Common implementations of VAE models, such as image VAEs or sequential video VAEs, use the MSE loss for reconstruction, and tune a heuristic weight on the KL divergence term of the objective. This MSE loss corresponds to a log-likelihood of a Gaussian decoder distribution with a certain constant variance. However, as we show in the paper, the assumption of constant variance is actually very problematic! Instead, it is better to learn the variance of the decoder, so that the decoding distribution is calibrated. We propose a simple method for learning such variance that empirically improves sample quality for multiple VAE and sequence VAE models.
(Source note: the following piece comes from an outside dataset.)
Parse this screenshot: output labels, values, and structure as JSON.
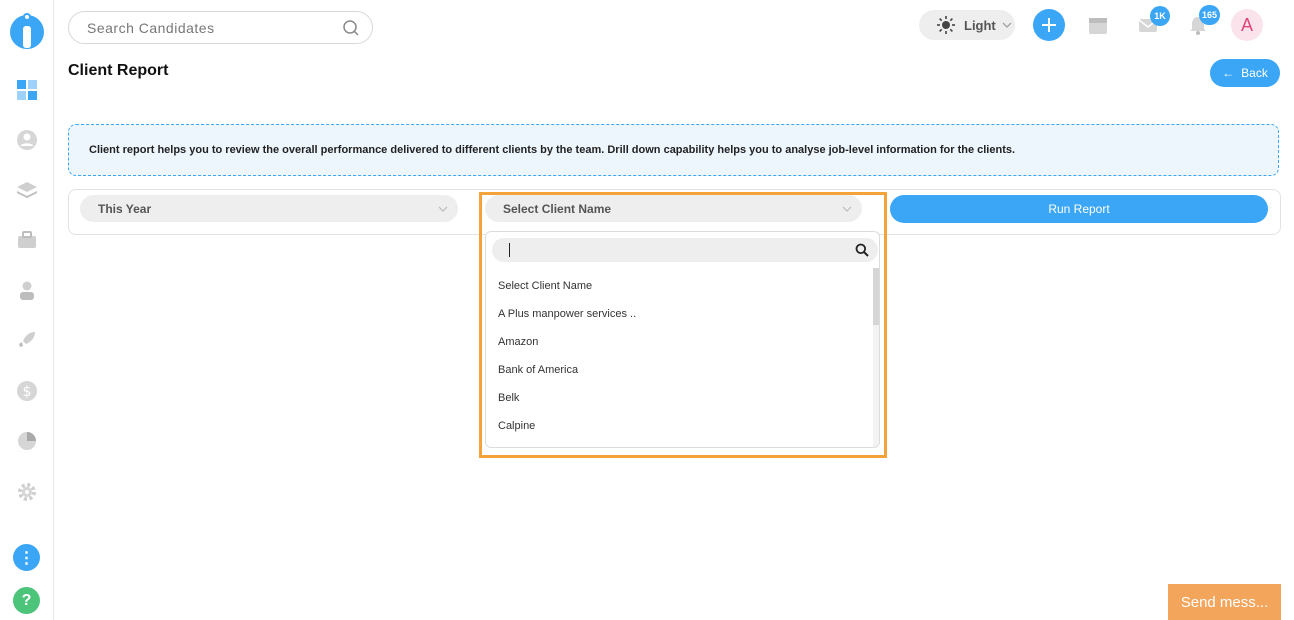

Moreover, we find that the weight on the KL divergence term can be simply set to one, as our method automatically balances the two terms of the objective. Our method improves performance over naive decoder choices, reduces the need for hyperparameter tuning, and can be implemented in 5 lines of code.
We note a correspondence between the hyperparameter β from β-VAE and the variance of the VAE decoder. By learning the variance of the decoder with ELBO, which we call σ-VAE, we can automatically train the balance weight between the two objective to be the optimal weight, producing good samples and avoiding extra hypeparameter tuning.
There are several design choices for learning the variance. The naive way would be to output a per pixel variance as another channel of the decoder (left). However, we empirically find that this often gives suboptimal results. Instead, learning a shared variance that is independent of the latent (center) often works better. We can further improve the optimization of this shared variance through an analytic solution (right). We call the resulting method σ-VAE.
A typical Gausssian VAE with unit variance (left) does not control the balance between the reconstruction and the KL-divergence loss and produces suboptimal, blurry samples. σ-VAE automatically balances the objective through learning the variance, which acts as a balance factor on the loss.
We released minimalistic implementations of the method in PyTorch and TensorFlow. It only takes 5 lines of code to try σ-VAE with your VAE model! We have also released an implementation of σ-VAE with the Stochastic Video Generation (SVG) method.